Sem desperdiçar palavras
Clarice sempre gostou muito de ler e escrever, mas foi aos 13 anos que decidiu se tornar escritora. Isso aconteceu depois que a menina se encantou pelos livros de um escritor alemão chamado Hermann Hesse. Ele escrevia como Clarice gostava e como ela própria passaria a escrever: de um jeito livre, sobre a existência e as sensações.

Aos 23 anos, porém, a corajosa jovem não apenas escreveu, mas decidiu publicar seu primeiro livro: Perto do coração selvagem. Só que ele não foi aceito logo. É que Clarice Lispector levava, para as suas histórias, temas universais, diferentes dos temas nacionais até então predominantes nos livros brasileiros da época. Seu desafio era falar sobre o que acontece dentro da gente – emoções, sensações –, tentando encontrar, como definiu Benjamin Moser, “o porquê da existência humana num mundo que nunca faz sentido”.


“Clarice não descrevia paisagens nem desperdiçava palavras. Ela escrevia para dentro de si, para dentro da própria linguagem”, conta a crítica literária Claudia Nina, que estuda a obra da escritora. “Não chega a ser um texto de palavras difíceis, ou seja, seu leitor não precisa de dicionário. Mas precisa ter certa disposição para seguir adiante”.

Escrevendo para crianças
Mas as palavras de Clarice não se voltaram apenas para os adultos e para o universo dos sentimentos e da existência. Quando completou seis anos, Paulo, o filho caçula da escritora, pediu à mãe que escrevesse algo para ele. Adivinhe, então, o que aconteceu: começava aí a literatura de Clarice… para crianças!

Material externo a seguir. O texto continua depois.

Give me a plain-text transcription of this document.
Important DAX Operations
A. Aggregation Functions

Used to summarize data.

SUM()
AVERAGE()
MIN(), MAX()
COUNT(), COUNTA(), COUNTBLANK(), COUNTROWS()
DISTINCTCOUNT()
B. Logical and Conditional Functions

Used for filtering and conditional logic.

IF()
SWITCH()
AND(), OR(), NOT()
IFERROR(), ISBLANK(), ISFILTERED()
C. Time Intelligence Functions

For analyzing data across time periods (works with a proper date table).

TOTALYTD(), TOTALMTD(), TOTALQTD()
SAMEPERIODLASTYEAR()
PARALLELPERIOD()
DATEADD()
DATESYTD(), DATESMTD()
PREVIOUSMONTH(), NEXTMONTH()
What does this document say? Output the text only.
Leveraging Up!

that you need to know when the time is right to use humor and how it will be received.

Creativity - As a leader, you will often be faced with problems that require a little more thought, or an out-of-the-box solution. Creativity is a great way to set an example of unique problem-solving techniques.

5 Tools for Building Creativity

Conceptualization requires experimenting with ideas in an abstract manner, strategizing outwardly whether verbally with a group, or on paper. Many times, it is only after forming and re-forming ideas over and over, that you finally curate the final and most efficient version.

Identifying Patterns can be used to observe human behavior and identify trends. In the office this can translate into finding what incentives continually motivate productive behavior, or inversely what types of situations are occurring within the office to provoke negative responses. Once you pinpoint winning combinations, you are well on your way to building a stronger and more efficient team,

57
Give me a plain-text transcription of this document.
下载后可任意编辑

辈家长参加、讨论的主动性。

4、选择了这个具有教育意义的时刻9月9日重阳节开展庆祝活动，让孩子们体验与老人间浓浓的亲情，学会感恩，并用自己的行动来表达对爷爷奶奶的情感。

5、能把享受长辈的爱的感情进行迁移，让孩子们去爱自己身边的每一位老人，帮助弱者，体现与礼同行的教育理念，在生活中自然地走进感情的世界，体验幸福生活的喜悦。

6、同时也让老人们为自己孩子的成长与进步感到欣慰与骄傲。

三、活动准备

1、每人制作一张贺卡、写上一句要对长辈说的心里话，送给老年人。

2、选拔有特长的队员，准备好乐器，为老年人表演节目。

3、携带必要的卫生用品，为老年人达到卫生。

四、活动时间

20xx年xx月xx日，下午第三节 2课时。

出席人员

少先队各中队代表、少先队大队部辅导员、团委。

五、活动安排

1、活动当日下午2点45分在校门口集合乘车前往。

Um coelho que pensa ou um cachorro que observa o que acontece a sua volta como gente de verdade. Eram assim os personagens dos livros infantis de Clarice Lispector.

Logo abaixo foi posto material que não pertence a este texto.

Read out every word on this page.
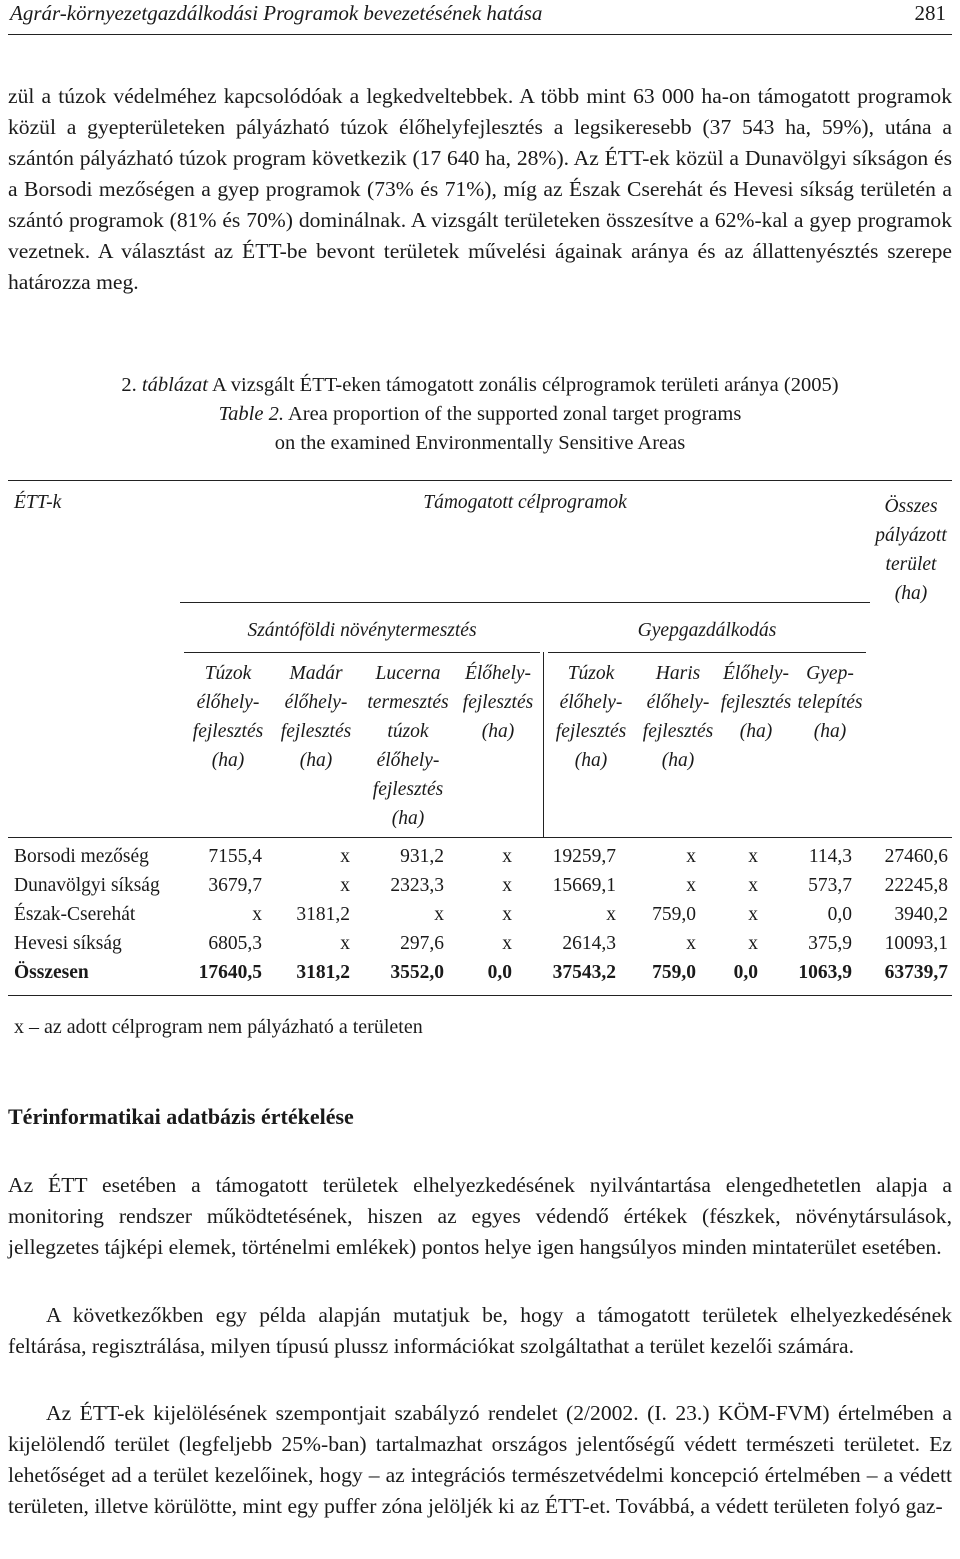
Agrár-környezetgazdálkodási Programok bevezetésének hatása	281

zül a túzok védelméhez kapcsolódóak a legkedveltebbek. A több mint 63 000 ha-on támogatott programok közül a gyepterületeken pályázható túzok élőhelyfejlesztés a legsikeresebb (37 543 ha, 59%), utána a szántón pályázható túzok program következik (17 640 ha, 28%). Az ÉTT-ek közül a Dunavölgyi síkságon és a Borsodi mezőségen a gyep programok (73% és 71%), míg az Észak Cserehát és Hevesi síkság területén a szántó programok (81% és 70%) dominálnak. A vizsgált területeken összesítve a 62%-kal a gyep programok vezetnek. A választást az ÉTT-be bevont területek művelési ágainak aránya és az állattenyésztés szerepe határozza meg.

2. táblázat A vizsgált ÉTT-eken támogatott zonális célprogramok területi aránya (2005)
Table 2. Area proportion of the supported zonal target programs
on the examined Environmentally Sensitive Areas
ÉTT-k	Támogatott célprogramok	Összes
pályázott
terület
(ha)
Szántóföldi növénytermesztés	Gyepgazdálkodás
Túzok
élőhely-
fejlesztés
(ha)
Madár
élőhely-
fejlesztés
(ha)
Lucerna
termesztés
túzok
élőhely-
fejlesztés
(ha)
Élőhely-
fejlesztés
(ha)
Túzok
élőhely-
fejlesztés
(ha)
Haris
élőhely-
fejlesztés
(ha)
Élőhely-
fejlesztés
(ha)
Gyep-
telepítés
(ha)
Borsodi mezőség	7155,4	x	931,2	x 19259,7	x	x	114,3 27460,6
Dunavölgyi síkság 3679,7	x 2323,3	x 15669,1	x	x	573,7 22245,8
Észak-Cserehát	x 3181,2	x	x	x 759,0	x	0,0 3940,2
Hevesi síkság	6805,3	x	297,6	x	2614,3	x	x	375,9 10093,1
Összesen	17640,5 3181,2 3552,0 0,0 37543,2 759,0 0,0 1063,9 63739,7
x – az adott célprogram nem pályázható a területen
Térinformatikai adatbázis értékelése

Az ÉTT esetében a támogatott területek elhelyezkedésének nyilvántartása elengedhetetlen alapja a monitoring rendszer működtetésének, hiszen az egyes védendő értékek (fészkek, növénytársulások, jellegzetes tájképi elemek, történelmi emlékek) pontos helye igen hangsúlyos minden mintaterület esetében.

A következőkben egy példa alapján mutatjuk be, hogy a támogatott területek elhelyezkedésének feltárása, regisztrálása, milyen típusú plussz információkat szolgáltathat a terület kezelői számára.

Az ÉTT-ek kijelölésének szempontjait szabályzó rendelet (2/2002. (I. 23.) KÖM-FVM) értelmében a kijelölendő terület (legfeljebb 25%-ban) tartalmazhat országos jelentőségű védett természeti területet. Ez lehetőséget ad a terület kezelőinek, hogy – az integrációs természetvédelmi koncepció értelmében – a védett területen, illetve körülötte, mint egy puffer zóna jelöljék ki az ÉTT-et. Továbbá, a védett területen folyó gaz-
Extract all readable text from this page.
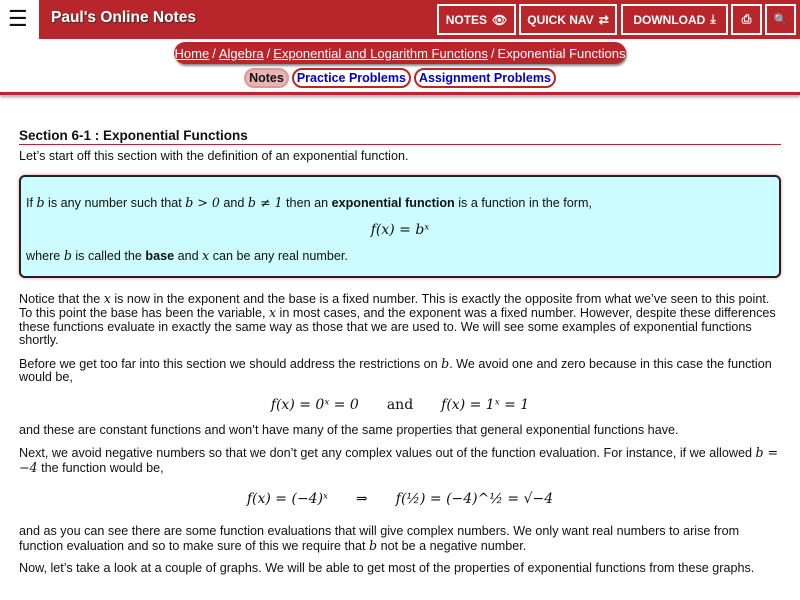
☰ Paul's Online Notes	NOTES 👁 QUICK NAV ⇄ DOWNLOAD ⤓ ⎙ 🔍
Home / Algebra / Exponential and Logarithm Functions / Exponential Functions
Notes	Practice Problems	Assignment Problems
Section 6-1 : Exponential Functions

Let’s start off this section with the definition of an exponential function.

If b is any number such that b > 0 and b ≠ 1 then an exponential function is a function in the form,

f(x) = bˣ

where b is called the base and x can be any real number.

Notice that the x is now in the exponent and the base is a fixed number. This is exactly the opposite from what we’ve seen to this point. To this point the base has been the variable, x in most cases, and the exponent was a fixed number. However, despite these differences these functions evaluate in exactly the same way as those that we are used to. We will see some examples of exponential functions shortly.

Before we get too far into this section we should address the restrictions on b. We avoid one and zero because in this case the function would be,

f(x) = 0ˣ = 0 and f(x) = 1ˣ = 1

and these are constant functions and won’t have many of the same properties that general exponential functions have.

Next, we avoid negative numbers so that we don’t get any complex values out of the function evaluation. For instance, if we allowed b = −4 the function would be,

f(x) = (−4)ˣ ⇒ f(½) = (−4)^½ = √−4

and as you can see there are some function evaluations that will give complex numbers. We only want real numbers to arise from function evaluation and so to make sure of this we require that b not be a negative number.

Now, let’s take a look at a couple of graphs. We will be able to get most of the properties of exponential functions from these graphs.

Quando o assunto era escrever para os pequenos, a autora era uma verdadeira mãe. Muito maternal, ela contava histórias de bichos, como a do coelho pensante, do cachorro Ulisses e da galinha Laura. “Os adultos podiam até achá-la complicada, mas as crianças entendiam tudo o que ela falava!”, conta Benjamin Moser.

A hora da estrela
Quando começou a escrever seu último livro, A hora da estrela, Clarice Lispector já estava doente. Nessa obra, a escritora mostrou aos leitores do que realmente era feito o seu estilo, ou seja, como era o seu jeito de escrever. No entanto, em dezembro de 1977, dois meses depois de A hora da estrela chegar às livrarias, Clarice Lispector faleceu de câncer no ovário. Como disse o poeta Carlos Drummond de Andrade quando ela morreu, “Clarice veio de um mistério, partiu para outro”. Mas deixou, em cada um de seus livros, também um capítulo da própria vida para ser desvendado.